Personal information
- Full name: Manpreet Charanjit Juneja
- Born: 12 September 1990 (age 36) Ahmedabad, Gujarat, India
- Batting: Right-handed
- Bowling: Right-arm off break
- Role: Middle-order batsman

Domestic team information
- 2008/09–2021/22: Gujarat
- 2013: Delhi Daredevils

Career statistics
| Competition | FC | LA | T20 |
| Matches | 69 | 53 | 44 |
| Runs scored | 4,265 | 1,397 | 952 |
| Batting average | 45.37 | 33.26 | 28.84 |
| 100s/50s | 9/25 | 1/10 | 1/4 |
| Top score | 201* | 114* | 108* |
| Catches/stumpings | 47/– | 23/– | 22/– |
- Source: ESPNcricinfo, 26 December 2023

= Manpreet Juneja =

Indian cricketer

Manpreet Juneja (born 12 September 1990) is an Indian former cricketer who played for Gujarat in domestic cricket. He was a right-handed middle-order batsman. Juneja scored an unbeaten 201 on his first-class debut against Tamil Nadu in December 2011, becoming only the fourth Indian to score a double-century on first-class debut. T. A. Sekhar, the mentor of IPL franchise Delhi Daredevils, was said to have been tracking Juneja even before his debut and drafted him into the Daredevils squad in January 2012.

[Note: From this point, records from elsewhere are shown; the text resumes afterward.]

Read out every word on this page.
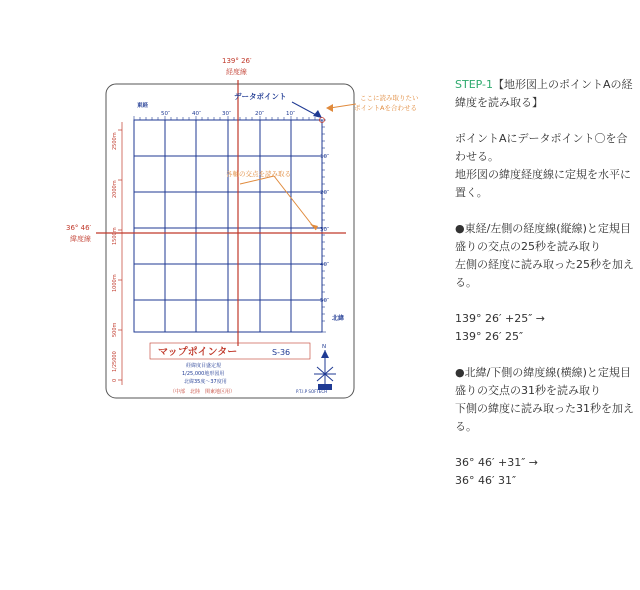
139° 26′
経度線
36° 46′
緯度線
データポイント	ここに読み取りたい
ポイントAを合わせる
各軸の交点を読み取る
東経
50″	40″	30″	20″	10″
10″
20″
30″
40″
50″
2500m
2000m
1500m
1000m
500m
0
1/25000
北緯
マップポインター	S-36
経緯度目盛定規
1/25,000地形図用
北緯35度～37度用
（中部　北陸　関東地区用）	P.T.I.P SOFTECH
N
STEP-1【地形図上のポイントAの経緯度を読み取る】
ポイントAにデータポイント〇を合わせる。
地形図の緯度経度線に定規を水平に置く。
●東経/左側の経度線(縦線)と定規目盛りの交点の25秒を読み取り
左側の経度に読み取った25秒を加える。
139° 26′ +25″ →
139° 26′ 25″
●北緯/下側の緯度線(横線)と定規目盛りの交点の31秒を読み取り
下側の緯度に読み取った31秒を加える。
36° 46′ +31″ →
36° 46′ 31″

Juneja scored 796 runs from 8 matches at an average of 66.33 in the 2012–13 Ranji Trophy. He had three centuries and three fifties to his name in the season.

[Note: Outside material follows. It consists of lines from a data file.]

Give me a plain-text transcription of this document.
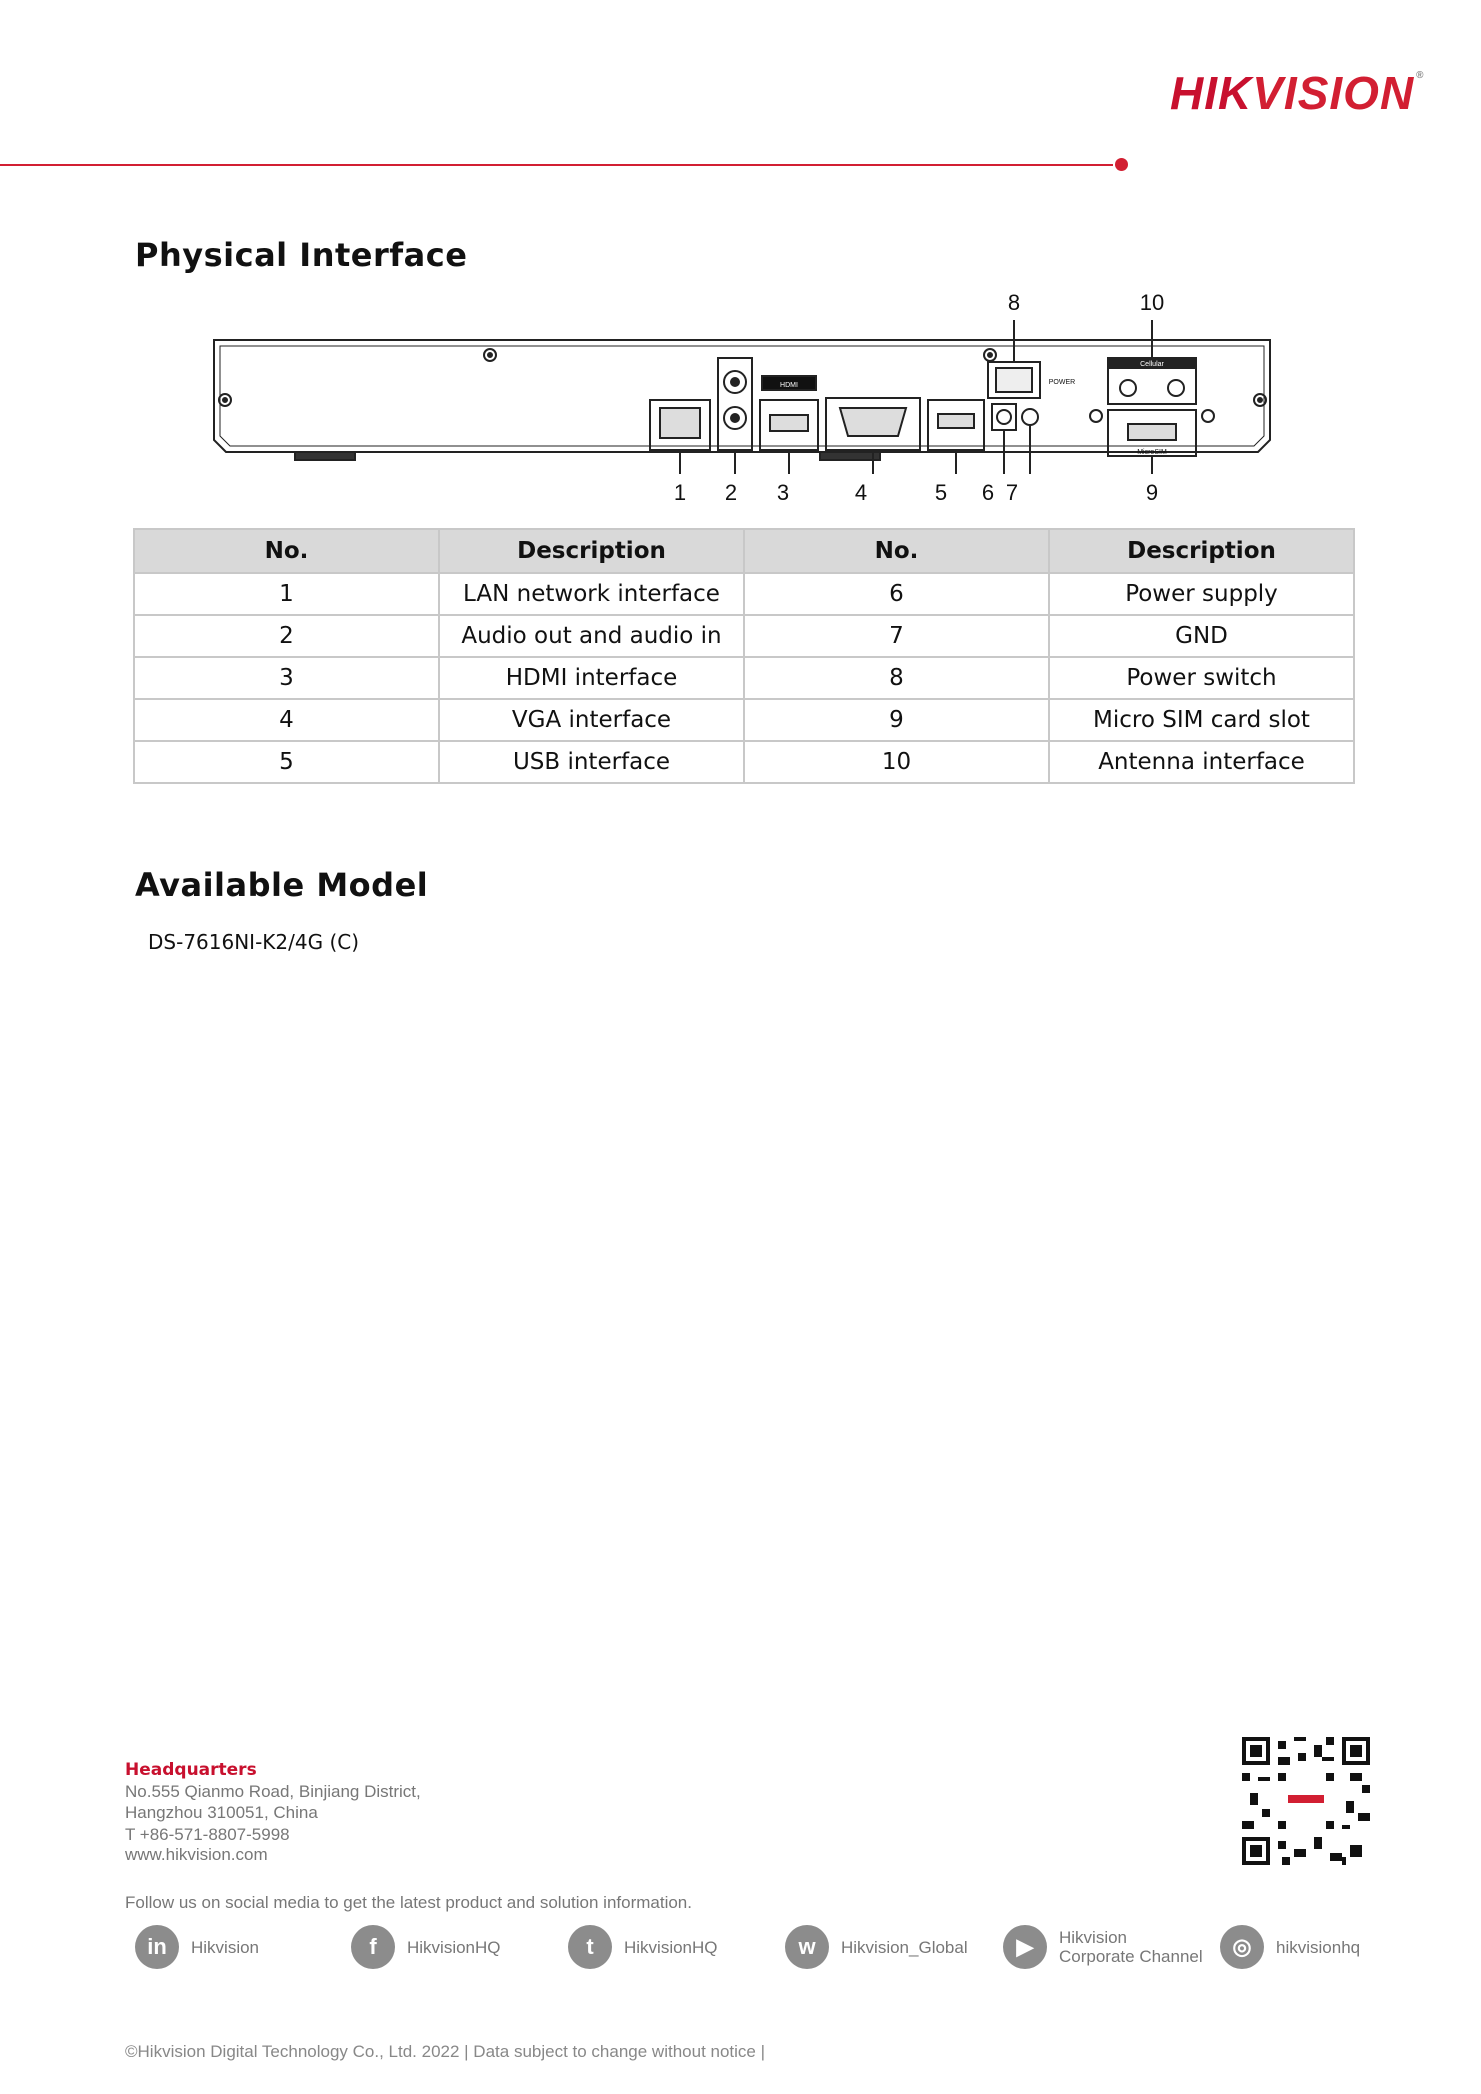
HIKVISION ®
Physical Interface
1 2 3	4	5 6 7
8
9
10
HDMI	POWER
Cellular
MicroSIM
No.	Description	No.	Description
1	LAN network interface	6	Power supply
2	Audio out and audio in	7	GND
3	HDMI interface	8	Power switch
4	VGA interface	9	Micro SIM card slot
5	USB interface	10	Antenna interface
Available Model
DS-7616NI-K2/4G (C)
Headquarters
No.555 Qianmo Road, Binjiang District,
Hangzhou 310051, China
T +86-571-8807-5998
www.hikvision.com
Follow us on social media to get the latest product and solution information.
in	Hikvision	f	HikvisionHQ	t	HikvisionHQ	w	Hikvision_Global	▶	Hikvision
Corporate Channel	◎	hikvisionhq
©Hikvision Digital Technology Co., Ltd. 2022 | Data subject to change without notice |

In 2013, he along with Abdulahad Malek set the highest ever 4th wicket partnership in any form of T20 cricket (202*).

Juneja made his IPL debut in 2013 (2013 Indian Premier League) against Kolkata Knight Riders. He was bought by Sunrisers Hyderabad at the 2014 IPL auction.

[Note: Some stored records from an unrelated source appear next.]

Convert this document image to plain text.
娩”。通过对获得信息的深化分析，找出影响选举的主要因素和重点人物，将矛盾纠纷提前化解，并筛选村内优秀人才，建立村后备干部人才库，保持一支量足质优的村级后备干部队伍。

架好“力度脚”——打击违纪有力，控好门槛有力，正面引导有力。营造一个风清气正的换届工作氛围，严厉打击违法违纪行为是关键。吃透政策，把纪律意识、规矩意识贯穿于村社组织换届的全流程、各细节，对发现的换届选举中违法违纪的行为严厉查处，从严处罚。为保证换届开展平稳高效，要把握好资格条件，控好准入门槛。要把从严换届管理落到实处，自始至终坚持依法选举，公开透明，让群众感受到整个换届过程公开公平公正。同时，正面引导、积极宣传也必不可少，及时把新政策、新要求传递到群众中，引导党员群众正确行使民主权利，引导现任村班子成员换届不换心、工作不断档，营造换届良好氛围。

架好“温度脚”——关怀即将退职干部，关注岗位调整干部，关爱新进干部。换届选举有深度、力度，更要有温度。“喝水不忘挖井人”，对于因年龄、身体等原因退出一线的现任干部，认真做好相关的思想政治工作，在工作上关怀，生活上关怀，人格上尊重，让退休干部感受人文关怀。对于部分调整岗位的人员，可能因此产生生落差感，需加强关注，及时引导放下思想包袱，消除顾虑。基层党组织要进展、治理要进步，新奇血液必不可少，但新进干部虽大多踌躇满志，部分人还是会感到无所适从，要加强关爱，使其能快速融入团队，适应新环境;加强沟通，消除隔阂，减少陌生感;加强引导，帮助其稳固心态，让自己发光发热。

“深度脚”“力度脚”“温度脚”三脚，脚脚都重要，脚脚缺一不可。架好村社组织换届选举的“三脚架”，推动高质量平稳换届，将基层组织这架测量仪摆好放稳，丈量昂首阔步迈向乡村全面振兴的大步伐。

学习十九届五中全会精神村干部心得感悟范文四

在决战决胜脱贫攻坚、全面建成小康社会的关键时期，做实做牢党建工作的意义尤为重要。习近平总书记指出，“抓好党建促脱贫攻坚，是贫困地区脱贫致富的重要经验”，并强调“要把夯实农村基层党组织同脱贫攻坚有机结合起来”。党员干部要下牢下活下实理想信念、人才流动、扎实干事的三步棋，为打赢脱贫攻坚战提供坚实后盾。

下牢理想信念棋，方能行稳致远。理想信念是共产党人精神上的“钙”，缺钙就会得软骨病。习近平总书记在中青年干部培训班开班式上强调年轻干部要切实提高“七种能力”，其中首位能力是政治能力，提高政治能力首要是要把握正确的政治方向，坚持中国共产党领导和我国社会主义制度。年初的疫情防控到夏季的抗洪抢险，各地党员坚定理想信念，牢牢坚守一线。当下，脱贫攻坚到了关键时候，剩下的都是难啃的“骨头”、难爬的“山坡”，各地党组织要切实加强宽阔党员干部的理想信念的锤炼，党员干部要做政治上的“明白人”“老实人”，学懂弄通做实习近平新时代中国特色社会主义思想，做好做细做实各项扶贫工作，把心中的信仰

He was part of the Gujarat cricket team that won the Ranji Trophy in 2016-17 where he scored half-centuries in both innings. Juneja with skipper Parthiv Patel helped Gujarat beat defending champions Mumbai in the final in Indore. Gujarat had never reached the finals nor won a Ranji Trophy in over 66 years before that.